My name is Juan Pablo Duque and I am a sophomore majoring in Finance with a double minor in Accounting and Economics.
I was born and raised in Colombia until 2004 when my family moved to Miami in an effort, by my parents, to expand my horizons.
I’ve been blessed with the opportunity to acquire an encompassing education at the University of Miami and have been determined to take advantage of all of the resources it provides. As a result of that goal and the exposure towards the financial industry from the School of Business Administration and my selfless mentors, I began growing an interest for Investment banking.

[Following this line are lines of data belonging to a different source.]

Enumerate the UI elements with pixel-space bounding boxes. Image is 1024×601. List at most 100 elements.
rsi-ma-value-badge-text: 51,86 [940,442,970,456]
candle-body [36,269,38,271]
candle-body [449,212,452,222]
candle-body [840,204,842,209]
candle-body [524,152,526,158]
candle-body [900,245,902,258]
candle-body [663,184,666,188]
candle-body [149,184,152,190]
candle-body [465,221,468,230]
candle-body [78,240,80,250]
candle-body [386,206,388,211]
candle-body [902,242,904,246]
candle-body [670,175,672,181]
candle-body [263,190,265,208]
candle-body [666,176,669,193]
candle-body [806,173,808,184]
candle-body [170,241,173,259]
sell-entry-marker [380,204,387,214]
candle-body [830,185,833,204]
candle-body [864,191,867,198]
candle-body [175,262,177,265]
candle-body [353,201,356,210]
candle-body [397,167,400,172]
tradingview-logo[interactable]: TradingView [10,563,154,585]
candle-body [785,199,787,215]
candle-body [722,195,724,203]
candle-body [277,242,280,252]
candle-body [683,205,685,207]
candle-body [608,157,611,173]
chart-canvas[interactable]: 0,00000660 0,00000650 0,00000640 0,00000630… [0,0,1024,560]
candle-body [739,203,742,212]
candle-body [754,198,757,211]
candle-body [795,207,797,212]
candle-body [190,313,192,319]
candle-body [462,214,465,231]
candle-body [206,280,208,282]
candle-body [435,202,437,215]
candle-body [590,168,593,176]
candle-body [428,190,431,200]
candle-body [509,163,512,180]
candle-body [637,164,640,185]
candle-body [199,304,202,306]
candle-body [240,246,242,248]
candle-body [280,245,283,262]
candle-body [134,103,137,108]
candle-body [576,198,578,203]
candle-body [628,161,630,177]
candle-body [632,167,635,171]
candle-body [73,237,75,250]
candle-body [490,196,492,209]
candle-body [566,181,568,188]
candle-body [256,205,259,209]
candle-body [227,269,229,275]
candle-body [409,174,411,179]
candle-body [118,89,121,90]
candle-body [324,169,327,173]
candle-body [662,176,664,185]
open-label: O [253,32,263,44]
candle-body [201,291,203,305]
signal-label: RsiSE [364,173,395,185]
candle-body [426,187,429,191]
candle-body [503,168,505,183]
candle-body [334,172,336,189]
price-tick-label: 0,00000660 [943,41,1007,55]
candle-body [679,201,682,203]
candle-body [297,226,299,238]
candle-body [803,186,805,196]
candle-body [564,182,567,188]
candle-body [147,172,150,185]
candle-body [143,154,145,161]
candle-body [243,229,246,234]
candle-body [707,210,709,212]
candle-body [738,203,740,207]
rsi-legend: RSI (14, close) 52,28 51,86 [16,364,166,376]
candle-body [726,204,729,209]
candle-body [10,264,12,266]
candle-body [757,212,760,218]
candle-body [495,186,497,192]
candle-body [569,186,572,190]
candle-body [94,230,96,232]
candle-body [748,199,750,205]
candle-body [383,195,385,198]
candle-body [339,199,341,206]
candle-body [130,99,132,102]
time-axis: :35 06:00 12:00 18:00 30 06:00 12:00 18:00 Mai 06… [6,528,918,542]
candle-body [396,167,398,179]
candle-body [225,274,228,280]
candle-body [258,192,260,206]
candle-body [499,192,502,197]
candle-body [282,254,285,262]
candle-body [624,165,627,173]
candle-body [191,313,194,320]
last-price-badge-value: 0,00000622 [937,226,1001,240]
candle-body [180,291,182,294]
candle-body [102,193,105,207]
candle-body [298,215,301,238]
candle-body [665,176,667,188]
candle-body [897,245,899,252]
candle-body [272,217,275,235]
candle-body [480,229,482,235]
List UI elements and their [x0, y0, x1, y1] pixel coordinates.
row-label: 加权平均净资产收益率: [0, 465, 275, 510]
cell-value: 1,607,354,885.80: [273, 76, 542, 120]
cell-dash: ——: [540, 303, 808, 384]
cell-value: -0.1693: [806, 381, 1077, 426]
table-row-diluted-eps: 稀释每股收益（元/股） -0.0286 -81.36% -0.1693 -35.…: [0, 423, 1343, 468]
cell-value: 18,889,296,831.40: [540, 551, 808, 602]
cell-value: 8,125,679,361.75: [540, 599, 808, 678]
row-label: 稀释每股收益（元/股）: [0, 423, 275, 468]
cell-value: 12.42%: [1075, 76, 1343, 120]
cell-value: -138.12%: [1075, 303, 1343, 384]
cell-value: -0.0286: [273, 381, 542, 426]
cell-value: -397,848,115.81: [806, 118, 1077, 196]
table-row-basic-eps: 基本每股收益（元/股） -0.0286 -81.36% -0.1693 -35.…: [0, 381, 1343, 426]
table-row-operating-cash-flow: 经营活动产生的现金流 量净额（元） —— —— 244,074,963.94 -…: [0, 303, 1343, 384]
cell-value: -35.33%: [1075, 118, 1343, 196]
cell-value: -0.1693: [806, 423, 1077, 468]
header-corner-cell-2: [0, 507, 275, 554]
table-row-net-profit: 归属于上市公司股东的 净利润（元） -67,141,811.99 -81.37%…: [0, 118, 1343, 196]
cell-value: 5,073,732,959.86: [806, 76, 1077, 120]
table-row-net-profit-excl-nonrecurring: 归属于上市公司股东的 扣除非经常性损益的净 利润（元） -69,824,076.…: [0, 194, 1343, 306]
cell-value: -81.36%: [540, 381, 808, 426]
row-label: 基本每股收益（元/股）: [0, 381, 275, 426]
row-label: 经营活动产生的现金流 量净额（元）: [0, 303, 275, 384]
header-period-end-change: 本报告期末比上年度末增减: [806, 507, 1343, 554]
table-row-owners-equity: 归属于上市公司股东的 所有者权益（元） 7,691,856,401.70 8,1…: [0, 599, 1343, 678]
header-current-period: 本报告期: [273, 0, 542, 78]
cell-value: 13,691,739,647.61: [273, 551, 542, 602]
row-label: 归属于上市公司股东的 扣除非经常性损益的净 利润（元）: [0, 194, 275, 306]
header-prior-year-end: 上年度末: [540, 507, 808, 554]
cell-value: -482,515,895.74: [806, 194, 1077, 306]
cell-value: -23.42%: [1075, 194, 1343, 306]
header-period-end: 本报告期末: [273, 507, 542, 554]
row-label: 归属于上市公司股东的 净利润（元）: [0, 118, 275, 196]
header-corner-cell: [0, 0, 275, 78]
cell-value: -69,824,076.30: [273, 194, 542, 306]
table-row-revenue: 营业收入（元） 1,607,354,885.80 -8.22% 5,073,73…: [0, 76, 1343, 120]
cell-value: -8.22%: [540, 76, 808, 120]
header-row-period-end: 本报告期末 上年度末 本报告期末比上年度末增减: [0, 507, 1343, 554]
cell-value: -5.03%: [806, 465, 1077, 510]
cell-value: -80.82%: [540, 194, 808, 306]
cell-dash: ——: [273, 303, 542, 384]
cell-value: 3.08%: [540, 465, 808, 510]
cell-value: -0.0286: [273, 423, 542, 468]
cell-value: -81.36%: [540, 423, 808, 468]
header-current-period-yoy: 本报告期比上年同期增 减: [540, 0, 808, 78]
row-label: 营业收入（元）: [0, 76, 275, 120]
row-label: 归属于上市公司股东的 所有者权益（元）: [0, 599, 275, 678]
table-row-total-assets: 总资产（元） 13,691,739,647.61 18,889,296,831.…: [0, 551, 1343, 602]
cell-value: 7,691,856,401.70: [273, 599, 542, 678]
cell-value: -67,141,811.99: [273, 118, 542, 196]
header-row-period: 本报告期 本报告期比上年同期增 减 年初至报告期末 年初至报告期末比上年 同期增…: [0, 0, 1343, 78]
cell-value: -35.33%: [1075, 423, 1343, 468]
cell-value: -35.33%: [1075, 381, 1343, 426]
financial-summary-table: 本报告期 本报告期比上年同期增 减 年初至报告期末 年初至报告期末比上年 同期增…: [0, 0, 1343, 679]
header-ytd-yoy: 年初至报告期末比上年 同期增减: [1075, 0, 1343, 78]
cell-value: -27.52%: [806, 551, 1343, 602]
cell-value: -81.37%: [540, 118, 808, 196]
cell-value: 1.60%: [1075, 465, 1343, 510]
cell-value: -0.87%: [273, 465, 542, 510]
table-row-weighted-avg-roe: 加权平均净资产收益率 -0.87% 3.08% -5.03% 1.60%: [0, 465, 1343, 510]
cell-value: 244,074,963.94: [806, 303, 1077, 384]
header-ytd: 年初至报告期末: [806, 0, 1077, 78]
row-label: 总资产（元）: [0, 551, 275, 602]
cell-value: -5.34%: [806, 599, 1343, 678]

Since last summer, I have devoted my time to learn more about the field and tried positioning myself for a role in that area, therefore when presented with the chance to broaden my understanding of a global career in finance, I did not hesitate to apply.
In a retrospective analysis of my experience in the London Career Crawl, an immersive trip abroad presented through the Toppel Career Center, I have nothing but positive conclusions. It was a tremendous learning experience. Not only were we lucky enough to visit incredible businesses in London, but the individuals who spoke to us left very lasting impressions. Naming them and their titles, does not do justice to the amount of knowledge that they possessed as experts in their respective fields, but to put into perspective, we sat down with people like, Robert Rooney, Morgan Stanley’s EMEA CEO; Edward Wertheim, Corsair Capital’s Vice President (Private Equity firm); and more people in exec suites.
These interactions were incredibly valuable because of the genuine interest of these individuals to share their experiences and answer our questions. Luckily for me, although there was substance for students from every major to draw from, as a finance major, I acquired critical perspectives to guide my career in the right direction that also confirmed my inclination towards IB.
In general though, every single speaker was very impressive and provided influential messages.
Besides the strictly educational aspect, we were also emerged in London’s culture. Even in a super eventful week, filled with numerous company visits, we managed to attend a couple of receptions and do some sightseeing. At the receptions, we had the opportunity to speak with locals who had been successful in building a new home in a very diverse place like London. The overall feedback was that it is a fairly welcoming city with lots of history and countless things to do. Finally, after having visited the Royal Academy of Arts and the English National Opera throughout the week, we got on the London Eye to appreciate the city we had explored, from above.
The timing of the trip added an interesting factor, since we got the opportunity to see the city before the reality of Article 50. In many conversations with employers, as well as in receptions, I addressed the elephant in the room, Brexit. Everyone agreed that no one really knows what is going to happen. Rooney, with Morgan Stanley, said people will need to “adapt to the changes.” I agree that it is still too early to predict the implications of the separation, but I would love to go back in a few years and draw my own conclusions.
I recommend this experience to anyone, since whether we like it or not, we live in an interconnected world and this trip gives you a real taste of it.
A huge thank you to Colin Potter, Hilary Kautter Allsopp, and all the other individuals who put time and effort into this impactful experience.